もちろん、パッチを当てればすべて解決するわけではない。システムを止められない事情、委託先との連携、復旧手順、バックアップ、現場への周知。準備すべきことは多い。

だからこそ、何かが起きてから慌てるのではなく、平時から見えない穴を点検する。その積み重ねに意味がある。

参考: MUSICおさむ|SoftBank World 2026で孫正義氏が語った「AI革命の本質」と15年後の未来SoftBank World 2026・孫正義さんの講演レポートソフトバンクのサービス発表


私たちにできる、落ち着いた備え

利用する側にも、できることがある。

  • 障害のときに備え、現金や別の決済手段を少し用意しておく
  • 公式サイトや公式アプリで、正しい情報を確認する
  • 不確かな情報を急いで広めない
  • 店舗や配送の現場にいる人へ、必要以上の負担をかけない

そして企業や組織では、自分たちだけでなく、物流会社や外部サービスまで含めて、止まったときにどう動くかを考えることが必要になる。

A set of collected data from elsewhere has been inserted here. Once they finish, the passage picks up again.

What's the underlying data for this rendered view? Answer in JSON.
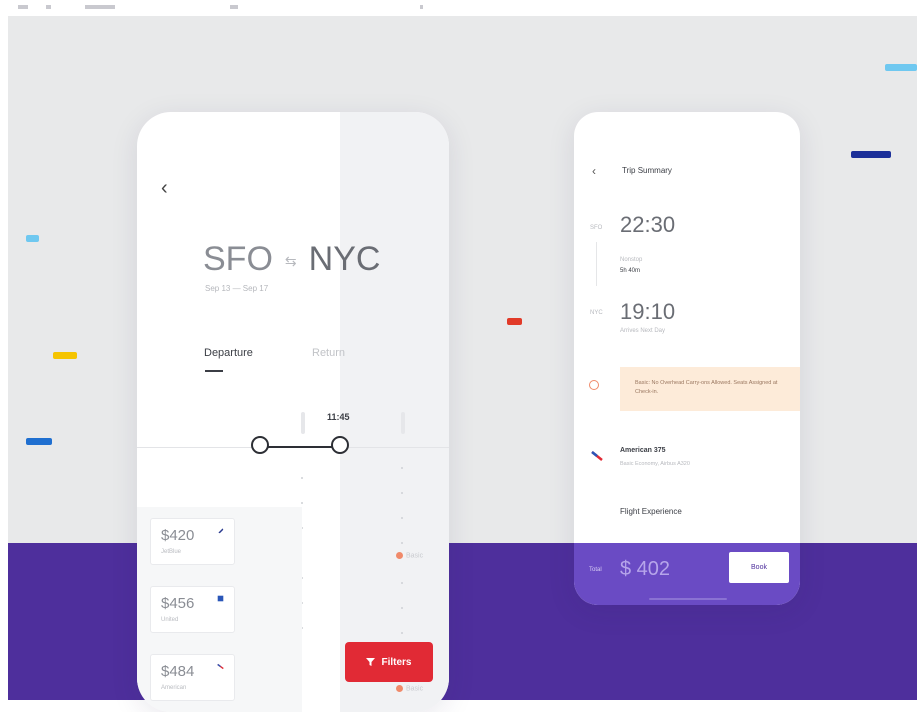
{
  "colors": {
    "background_grey": "#e8e9ea",
    "background_purple": "#4e2f9c",
    "accent_red": "#e12a35",
    "note_bg": "#fdebd9",
    "footer_purple": "#6a4bc4"
  },
  "search": {
    "origin": "SFO",
    "swap_icon": "swap-arrows-icon",
    "swap_glyph": "⇆",
    "destination": "NYC",
    "dates": "Sep 13 — Sep 17",
    "tabs": [
      {
        "label": "Departure",
        "active": true
      },
      {
        "label": "Return",
        "active": false
      }
    ],
    "time_selected": "11:45",
    "filters_label": "Filters"
  },
  "flights": [
    {
      "price": "$420",
      "airline": "JetBlue",
      "logo_color": "#2a3a8f"
    },
    {
      "price": "$456",
      "airline": "United",
      "logo_color": "#2a56b8"
    },
    {
      "price": "$484",
      "airline": "American",
      "logo_color": "#e12a35"
    }
  ],
  "badges": {
    "basic": "Basic"
  },
  "summary": {
    "back_icon": "chevron-left-icon",
    "title": "Trip Summary",
    "departure": {
      "code": "SFO",
      "time": "22:30",
      "duration_label": "Nonstop",
      "duration": "5h 40m"
    },
    "arrival": {
      "code": "NYC",
      "time": "19:10",
      "note": "Arrives Next Day"
    },
    "note": "Basic: No Overhead Carry-ons Allowed. Seats Assigned at Check-in.",
    "airline": "American 375",
    "airline_details": "Basic Economy, Airbus A320",
    "experience_label": "Flight Experience",
    "total_label": "Total",
    "total": "$ 402",
    "book_label": "Book"
  }
}
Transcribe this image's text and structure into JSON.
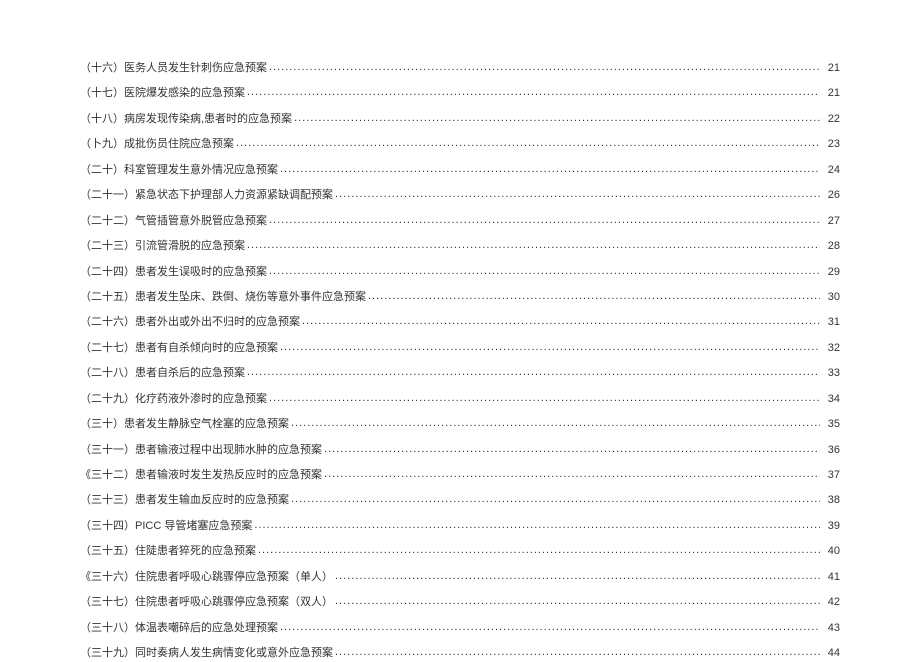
{
  "toc_entries": [
    {
      "title": "（十六）医务人员发生针刺伤应急预案",
      "page": "21"
    },
    {
      "title": "（十七）医院爆发感染的应急预案",
      "page": "21"
    },
    {
      "title": "（十八）病房发现传染病,患者时的应急预案",
      "page": "22"
    },
    {
      "title": "（卜九）成批伤员住院应急预案",
      "page": "23"
    },
    {
      "title": "（二十）科室管理发生意外情况应急预案",
      "page": "24"
    },
    {
      "title": "（二十一）紧急状态下护理部人力资源紧缺调配预案",
      "page": "26"
    },
    {
      "title": "（二十二）气管插管意外脱管应急预案",
      "page": "27"
    },
    {
      "title": "（二十三）引流管滑脱的应急预案",
      "page": "28"
    },
    {
      "title": "（二十四）患者发生误吸时的应急预案",
      "page": "29"
    },
    {
      "title": "（二十五）患者发生坠床、跌倒、烧伤等意外事件应急预案",
      "page": "30"
    },
    {
      "title": "（二十六）患者外出或外出不归时的应急预案",
      "page": "31"
    },
    {
      "title": "（二十七）患者有自杀倾向时的应急预案",
      "page": "32"
    },
    {
      "title": "（二十八）患者自杀后的应急预案",
      "page": "33"
    },
    {
      "title": "（二十九）化疗药液外渗时的应急预案",
      "page": "34"
    },
    {
      "title": "（三十）患者发生静脉空气栓塞的应急预案",
      "page": "35"
    },
    {
      "title": "（三十一）患者输液过程中出现肺水肿的应急预案",
      "page": "36"
    },
    {
      "title": "《三十二）患者输液时发生发热反应时的应急预案",
      "page": "37"
    },
    {
      "title": "（三十三）患者发生输血反应时的应急预案",
      "page": "38"
    },
    {
      "title": "（三十四）PICC 导管堵塞应急预案",
      "page": "39"
    },
    {
      "title": "（三十五）住陡患者猝死的应急预案",
      "page": "40"
    },
    {
      "title": "《三十六）住院患者呼吸心跳骤停应急预案（单人）",
      "page": "41"
    },
    {
      "title": "（三十七）住院患者呼吸心跳骤停应急预案（双人）",
      "page": "42"
    },
    {
      "title": "（三十八）体温表嘲碎后的应急处理预案",
      "page": "43"
    },
    {
      "title": "（三十九）同时奏病人发生病情变化或意外应急预案",
      "page": "44"
    }
  ]
}
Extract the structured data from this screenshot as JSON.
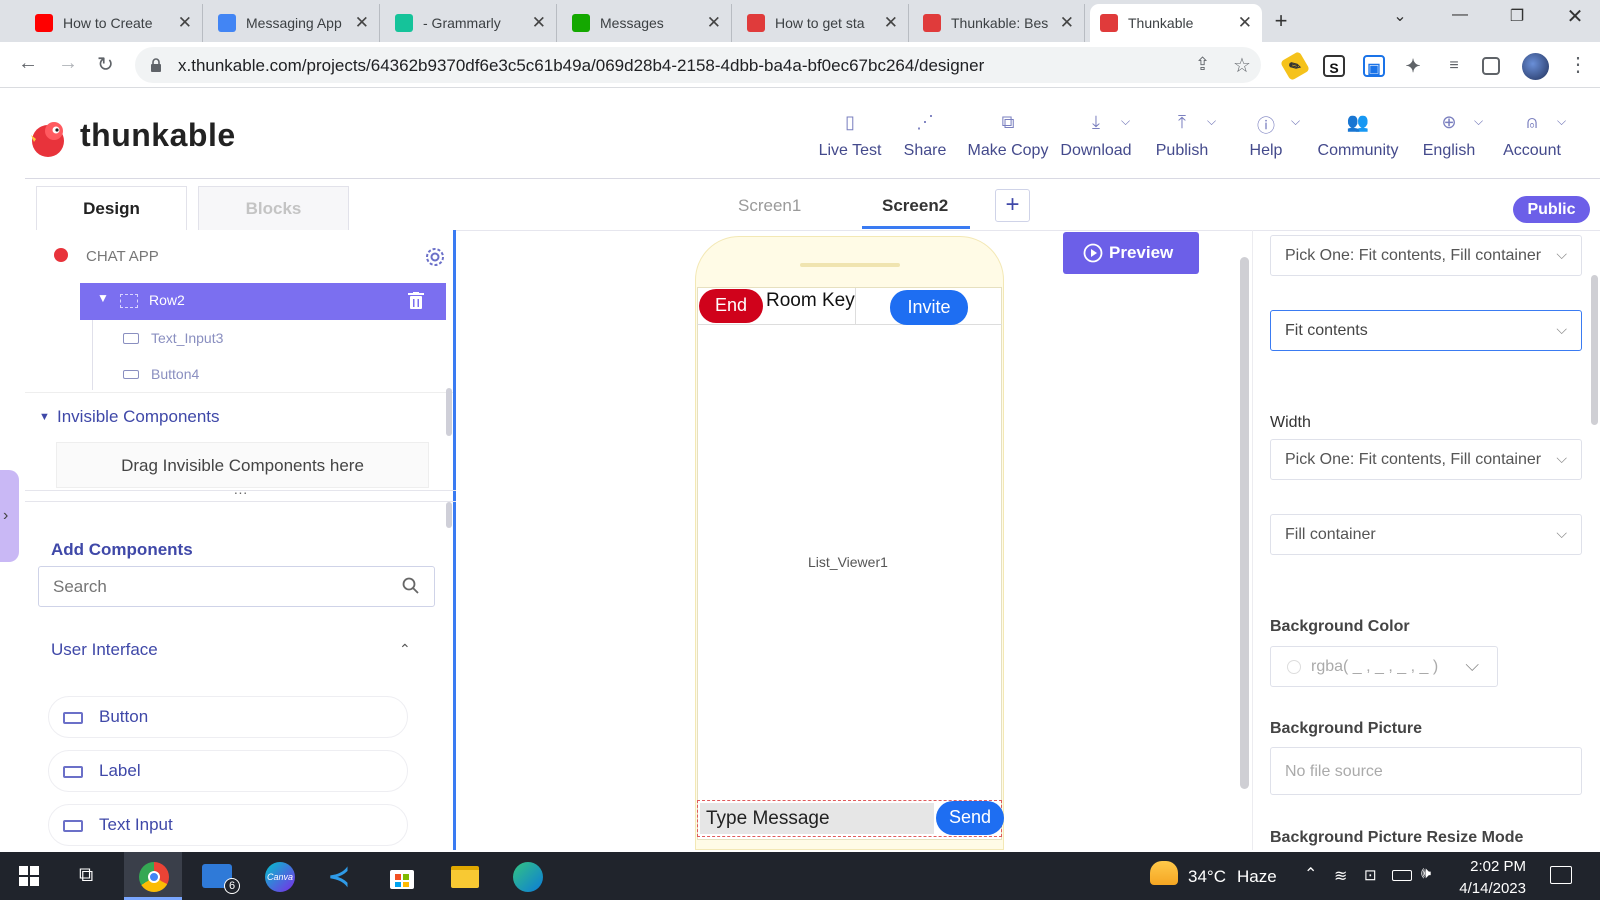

不安をあおるためではない。大切な人たちのいつもの日常を守るための備えだ。


まとめ|違いを知り、今日を守る

今回のカード決済障害と、ニチレイ・KFCの件は別の話だ。

カード決済障害は、現時点で国際ブランドのネットワーク障害と説明されている。サイバー攻撃と確認されたわけではない。一方、ニチレイの件はサイバー攻撃が確認され、それが物流を通じてKFCの店舗運営にも影響した事案である。

二つを混同せず、確認できた事実を見ながら備える。AI時代には、その姿勢がますます大事になる。

社会全体を少し俯瞰してみると、見えないところでたくさんの人が、今日の当たり前を支えてくれている。そのことに感謝したい。

家族や周りの大切な人を思いながら、愛と感謝を胸に。今日という一日を逆算して、一歩一歩、目の前のことを全力で頑張っていこう。